Dropping them out of the bake is actually annealing/drawing them a bit; the temp to bake isnt high enough to treat the metal and is actually softening it.


Sorry Hawk, that is not correct. Water quenching after baking does harden the bullets. If you air cool after baking, it has approximately the same result as air cooling from the mold. 400°F is plenty hot enough to heat treat bullet alloys.

I can also say from experience that powder coating is nothing like graphite-coated bullets; powder coating is much tougher and handles higher speeds, while being a lot easier to apply.



As to the OP - I didn't watch the video but from your description, it doesn't sound too surprising to me. I don't know that I'd claim a porcelain (or whatever they are these days) dinner plate really simulates bone though since it's a lot harder.


400 degrees for 20 minutes isnt going to achieve the hardness of 450 degrees nominal for an hour or even cadence dropped from a mould.

If you had a bullet at 22 BHN that was water dropped, re-heating in a paint bake application is going to give you a lower hardness. It will still be harder than the alloy air cooled.

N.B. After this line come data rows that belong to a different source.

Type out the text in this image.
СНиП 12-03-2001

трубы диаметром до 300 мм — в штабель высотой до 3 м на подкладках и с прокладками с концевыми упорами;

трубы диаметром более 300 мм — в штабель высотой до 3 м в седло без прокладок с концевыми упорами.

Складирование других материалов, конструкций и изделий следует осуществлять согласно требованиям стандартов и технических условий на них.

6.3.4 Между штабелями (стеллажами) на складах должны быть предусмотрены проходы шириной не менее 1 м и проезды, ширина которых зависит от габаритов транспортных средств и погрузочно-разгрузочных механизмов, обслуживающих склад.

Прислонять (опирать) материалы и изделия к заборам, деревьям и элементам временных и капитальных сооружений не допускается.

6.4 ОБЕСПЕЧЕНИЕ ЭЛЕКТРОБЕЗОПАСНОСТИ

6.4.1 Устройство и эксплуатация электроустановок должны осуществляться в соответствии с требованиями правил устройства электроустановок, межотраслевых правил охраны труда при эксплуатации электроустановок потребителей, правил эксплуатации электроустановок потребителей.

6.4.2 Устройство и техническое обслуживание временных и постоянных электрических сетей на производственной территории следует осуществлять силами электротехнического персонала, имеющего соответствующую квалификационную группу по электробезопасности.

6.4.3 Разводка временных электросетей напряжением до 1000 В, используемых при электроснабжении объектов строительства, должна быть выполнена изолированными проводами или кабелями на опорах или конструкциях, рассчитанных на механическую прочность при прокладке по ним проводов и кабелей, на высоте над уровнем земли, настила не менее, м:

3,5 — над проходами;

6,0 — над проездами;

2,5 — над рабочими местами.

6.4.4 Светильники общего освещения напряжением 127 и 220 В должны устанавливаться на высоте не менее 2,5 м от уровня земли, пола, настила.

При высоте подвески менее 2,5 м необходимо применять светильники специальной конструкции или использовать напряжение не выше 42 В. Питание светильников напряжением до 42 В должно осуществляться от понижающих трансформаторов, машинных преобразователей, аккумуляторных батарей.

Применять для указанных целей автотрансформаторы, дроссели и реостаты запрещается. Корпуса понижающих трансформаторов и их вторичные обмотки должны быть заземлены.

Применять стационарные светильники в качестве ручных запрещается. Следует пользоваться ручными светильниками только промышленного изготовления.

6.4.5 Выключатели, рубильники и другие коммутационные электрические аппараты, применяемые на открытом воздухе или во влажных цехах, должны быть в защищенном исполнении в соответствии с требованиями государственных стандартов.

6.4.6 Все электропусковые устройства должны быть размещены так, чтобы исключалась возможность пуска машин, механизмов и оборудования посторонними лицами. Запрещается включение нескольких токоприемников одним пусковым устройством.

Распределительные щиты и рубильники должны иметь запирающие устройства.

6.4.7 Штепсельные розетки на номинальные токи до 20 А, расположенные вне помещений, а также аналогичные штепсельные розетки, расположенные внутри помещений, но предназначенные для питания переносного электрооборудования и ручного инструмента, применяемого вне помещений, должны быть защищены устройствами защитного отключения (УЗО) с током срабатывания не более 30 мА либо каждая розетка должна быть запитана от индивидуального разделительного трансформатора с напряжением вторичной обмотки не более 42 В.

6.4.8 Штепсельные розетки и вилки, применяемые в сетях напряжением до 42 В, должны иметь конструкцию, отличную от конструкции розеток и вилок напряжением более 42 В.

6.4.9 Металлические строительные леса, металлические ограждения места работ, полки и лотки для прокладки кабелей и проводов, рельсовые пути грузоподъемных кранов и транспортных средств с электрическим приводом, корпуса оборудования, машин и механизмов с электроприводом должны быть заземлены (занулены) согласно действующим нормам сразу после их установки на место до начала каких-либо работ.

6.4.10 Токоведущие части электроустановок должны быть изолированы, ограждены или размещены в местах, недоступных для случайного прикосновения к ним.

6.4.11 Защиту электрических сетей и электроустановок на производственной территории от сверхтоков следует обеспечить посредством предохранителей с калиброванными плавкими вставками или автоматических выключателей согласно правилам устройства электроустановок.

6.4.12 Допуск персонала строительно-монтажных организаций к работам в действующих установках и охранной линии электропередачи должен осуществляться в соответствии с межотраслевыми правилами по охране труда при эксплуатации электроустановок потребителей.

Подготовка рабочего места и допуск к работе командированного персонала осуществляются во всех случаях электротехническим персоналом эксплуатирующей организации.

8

Im betting the OP bullets are 15 BHN....


I've found through several moulds that the alloy doesn't reach the same hardness it had after initial quench has had a chance to fully harden. They don't go soft, but the difference ends up somewhere between an air-cool and a water drop. The bigger bullets like the 44 and 45 cal I notice the change in hardness more than for the smaller 35 cal ones. I don't mind for my applications.

Powder coating is VERY tough, and covers lots of sins. I have no leading running PB coated bullets out of various handguns at top pressures, and above. I run a 125gr powder coated Lee RNFP at 1450 fps out of a 9mm carbine with Longshot. That has to be getting near 40k psi. No leading, no coating in the barrel, and with a 4x scope, 2" at 100 for 5 is easy. There are advantages to the powder coating.


I belong on eroding granite, among the pines.